India needs to close gaps with China: DRDO chief
The country’s top military scientist has said India’s infrastructure deficit in the defence sector is coming in the way of indigenisation, at a time China is investing billions in building capacities.Updated: Sep 10, 2014 19:59 IST
The country’s top military scientist has said India’s infrastructure deficit in the defence sector is coming in the way of indigenisation, at a time China is investing billions in building capacities.
Defence Research and Development Organisation (DRDO) chief Avinash Chander said India needed to take immediate steps to close the technology gap with China and to sharpen the country’s military edge in the long run.

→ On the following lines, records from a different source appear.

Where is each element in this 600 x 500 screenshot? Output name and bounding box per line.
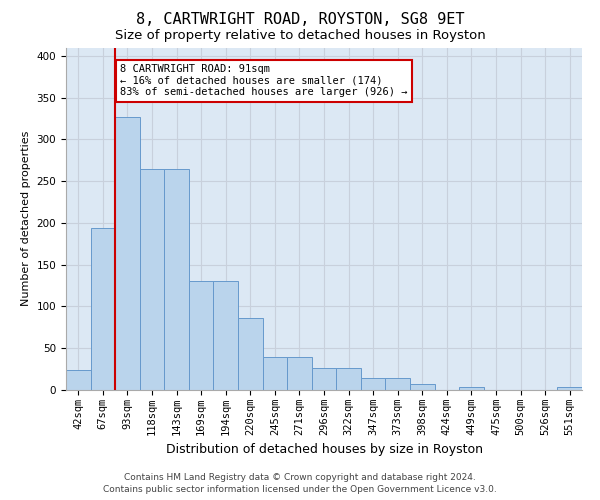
Bar: [164, 168, 189, 390]
Bar: [238, 318, 263, 390]
Text: Contains HM Land Registry data © Crown copyright and database right 2024.
Contai: Contains HM Land Registry data © Crown c…: [103, 472, 497, 494]
Text: 8, CARTWRIGHT ROAD, ROYSTON, SG8 9ET: 8, CARTWRIGHT ROAD, ROYSTON, SG8 9ET: [136, 12, 464, 28]
Bar: [214, 282, 238, 390]
Bar: [115, 117, 140, 390]
Bar: [91, 228, 115, 390]
Text: 8 CARTWRIGHT ROAD: 91sqm
← 16% of detached houses are smaller (174)
83% of semi-: 8 CARTWRIGHT ROAD: 91sqm ← 16% of detach…: [120, 64, 407, 98]
Bar: [385, 378, 410, 390]
Bar: [66, 370, 91, 390]
Bar: [287, 358, 312, 390]
Bar: [361, 378, 385, 390]
X-axis label: Distribution of detached houses by size in Royston: Distribution of detached houses by size …: [166, 444, 482, 456]
Bar: [312, 368, 336, 390]
Y-axis label: Number of detached properties: Number of detached properties: [21, 131, 31, 306]
Bar: [263, 358, 287, 390]
Bar: [140, 168, 164, 390]
Bar: [189, 282, 214, 390]
Bar: [410, 384, 434, 390]
Text: Size of property relative to detached houses in Royston: Size of property relative to detached ho…: [115, 29, 485, 42]
Bar: [557, 386, 582, 390]
Bar: [459, 386, 484, 390]
Bar: [336, 368, 361, 390]
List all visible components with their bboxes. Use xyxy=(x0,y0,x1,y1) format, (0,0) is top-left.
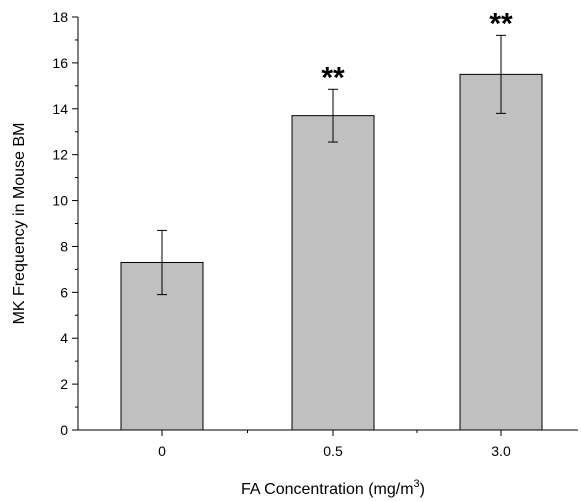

“China has invested heavily in infrastructure and R&D. It outspends India’s R&D expenditure (more than Rs 15,200 crore) by almost 15 times. There is a huge gap,” he told HT.
India has only one missile testing range, compared to China’s seven. It also lags behind when it comes to facilities and platforms for testing top-end hardware. It has a solitary wind tunnel facility to test aircraft and engine components.
Chander said, “We need at least three wind tunnels. We also need a fighter plane such as the MiG-29 as a flying test best. Availability of test platforms is a serious problem.” He said the evaluation of advanced light towed array sonars (ALTAS) — for detecting and tracking enemy submarines — was stuck for want of a test ship.
He acknowledged China had moved up the value chain in high-tech defence hardware — it has tested an anti-satellite weapon, is working on a stealth fighter project and is ready to deploy an advanced submarine-launched ballistic missile.
The DRDO chief said India should look at the Chinese model of creating its own military-industrial complex to boost indigenisation. “More than 4 lakh people work in the Chinese aerospace sector, compared to less than 40,000 in India,” he said.
He said India should have a “composite policy” to link big-ticket imports to inflow of cutting-edge technology. “China pursues such a policy vigourously. If Beijing were to import 126 fighters (referring to India’s almost-done fighter deal), it would have ensured that engines were produced in China.”
One of the top priorities for the NDA government is to speed up indigenisation and transform the country from the world’s biggest arms importer into an export powerhouse.